Nous raisonnons à Nice sur un logement de 105 m², en zone H3 : après un bouquet complet, la consommation recule d'environ 11 300 kWh par an, soit près de 1 210 € au tarif de référence. Côté financement, l'assiette est plafonnée à 40 000 € HT dès trois classes gagnées, l'aide ANAH s'échelonne de 4 000 € à 32 000 € selon le revenu fiscal de référence, et l'accompagnement obligatoire est pris en charge jusqu'à 2 000 €.
à Nice, la structure du parc local indique la part de logements disposant d'une cave, d'un garage ou d'un vide sanitaire exploitable. On relève un rattachement intercommunal à Métropole Nice Côte d'Azur, 93 333 diagnostics publiés par l'ADEME, 47 % de propriétaires occupants, en zone climatique H3. Ces valeurs ne décident d'aucun projet à elles seules, mais elles fixent l'ordre de grandeur dans lequel un chiffrage à Nice est crédible.
La part de propriétaires occupants — 47 % à Nice — dessine le volume de projets réellement engageables à court terme sur l'isolation du plancher bas, soit environ 82 842 logements. Le reste du parc suppose un montage locatif, avec ses propres conditions d'éligibilité.

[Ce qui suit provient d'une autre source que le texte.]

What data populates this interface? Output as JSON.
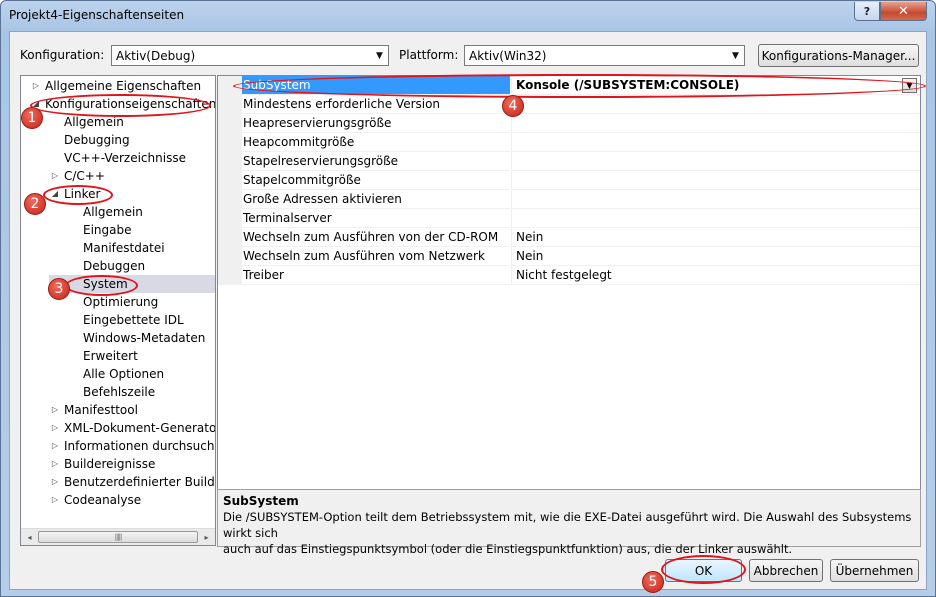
{
  "window": {
    "title": "Projekt4-Eigenschaftenseiten",
    "help_label": "?",
    "close_label": "✕"
  },
  "config": {
    "konfiguration_label": "Konfiguration:",
    "konfiguration_value": "Aktiv(Debug)",
    "plattform_label": "Plattform:",
    "plattform_value": "Aktiv(Win32)",
    "manager_button": "Konfigurations-Manager..."
  },
  "tree": {
    "items": [
      {
        "label": "Allgemeine Eigenschaften",
        "expander": "▷"
      },
      {
        "label": "Konfigurationseigenschaften",
        "expander": "◢"
      },
      {
        "label": "Allgemein",
        "expander": ""
      },
      {
        "label": "Debugging",
        "expander": ""
      },
      {
        "label": "VC++-Verzeichnisse",
        "expander": ""
      },
      {
        "label": "C/C++",
        "expander": "▷"
      },
      {
        "label": "Linker",
        "expander": "◢"
      },
      {
        "label": "Allgemein",
        "expander": ""
      },
      {
        "label": "Eingabe",
        "expander": ""
      },
      {
        "label": "Manifestdatei",
        "expander": ""
      },
      {
        "label": "Debuggen",
        "expander": ""
      },
      {
        "label": "System",
        "expander": ""
      },
      {
        "label": "Optimierung",
        "expander": ""
      },
      {
        "label": "Eingebettete IDL",
        "expander": ""
      },
      {
        "label": "Windows-Metadaten",
        "expander": ""
      },
      {
        "label": "Erweitert",
        "expander": ""
      },
      {
        "label": "Alle Optionen",
        "expander": ""
      },
      {
        "label": "Befehlszeile",
        "expander": ""
      },
      {
        "label": "Manifesttool",
        "expander": "▷"
      },
      {
        "label": "XML-Dokument-Generato",
        "expander": "▷"
      },
      {
        "label": "Informationen durchsuche",
        "expander": "▷"
      },
      {
        "label": "Buildereignisse",
        "expander": "▷"
      },
      {
        "label": "Benutzerdefinierter Buildsc",
        "expander": "▷"
      },
      {
        "label": "Codeanalyse",
        "expander": "▷"
      }
    ],
    "scroll_left": "◂",
    "scroll_right": "▸",
    "thumb_grip": "|||||"
  },
  "properties": {
    "rows": [
      {
        "name": "SubSystem",
        "value": "Konsole (/SUBSYSTEM:CONSOLE)"
      },
      {
        "name": "Mindestens erforderliche Version",
        "value": ""
      },
      {
        "name": "Heapreservierungsgröße",
        "value": ""
      },
      {
        "name": "Heapcommitgröße",
        "value": ""
      },
      {
        "name": "Stapelreservierungsgröße",
        "value": ""
      },
      {
        "name": "Stapelcommitgröße",
        "value": ""
      },
      {
        "name": "Große Adressen aktivieren",
        "value": ""
      },
      {
        "name": "Terminalserver",
        "value": ""
      },
      {
        "name": "Wechseln zum Ausführen von der CD-ROM",
        "value": "Nein"
      },
      {
        "name": "Wechseln zum Ausführen vom Netzwerk",
        "value": "Nein"
      },
      {
        "name": "Treiber",
        "value": "Nicht festgelegt"
      }
    ],
    "dropdown_arrow": "▼"
  },
  "description": {
    "title": "SubSystem",
    "text_line1": "Die /SUBSYSTEM-Option teilt dem Betriebssystem mit, wie die EXE-Datei ausgeführt wird. Die Auswahl des Subsystems wirkt sich",
    "text_line2": "auch auf das Einstiegspunktsymbol (oder die Einstiegspunktfunktion) aus, die der Linker auswählt."
  },
  "buttons": {
    "ok": "OK",
    "cancel": "Abbrechen",
    "apply": "Übernehmen"
  },
  "annotations": {
    "badge1": "1",
    "badge2": "2",
    "badge3": "3",
    "badge4": "4",
    "badge5": "5",
    "color": "#e0151b"
  }
}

Calendrier administratif à Nice : dépôt du dossier, accord préalable, puis travaux — jamais l'inverse. Engager l'isolation du plancher bas avant l'accord fait perdre l'intégralité de l'aide, soit jusqu'à 32 000 €, sans recours possible.
Dans l'ordonnancement du chantier à Nice, l'isolation du plancher bas mobilise un isolateur intervenant en sous-sol pendant deux à quatre jours. Cette durée se cale entre l'audit préalable et la mise en service du générateur : la déplacer en fin de chantier oblige presque toujours à reprendre des interfaces déjà refermées.
Le choix du scénario change l'assiette : à Nice, elle passe de 30 000 € HT à deux classes à 40 000 € HT dès trois classes. Avec le plancher bas chiffré autour de 2 650 €, l'arbitrage consiste à vérifier si le poste complémentaire nécessaire pour franchir la troisième classe coûte moins que le supplément d'aide qu'il déclenche.
Trésorerie du projet à Nice : 6 000 € de reste à charge pour le profil le plus aidé, accompagnement pris en charge jusqu'à 2 000 €. Un éco-prêt de quinze ans ramène l'effort à 35 € par mois, à comparer aux 1 210 € d'économie annuelle auxquels le plancher bas participe.
Une seule ligne du devis engage réellement l'entreprise : celle qui porte R ≥ 3 m².K/W en sous-face sur local non chauffé. Pour l'isolation du plancher bas à Nice, exiger sa présence écrite vaut mieux que toute garantie orale, car c'est cette valeur que l'organisme instructeur contrôle avant de solder le dossier.
La zone climatique n'est pas un détail administratif : à Nice, en zone H3, la base conventionnelle retenue est de 195 kWh/m²/an. C'est elle qui fixe le retour sur investissement de l'isolation du plancher bas et qui explique qu'un même ouvrage soit prioritaire ici et secondaire dans une zone plus tempérée.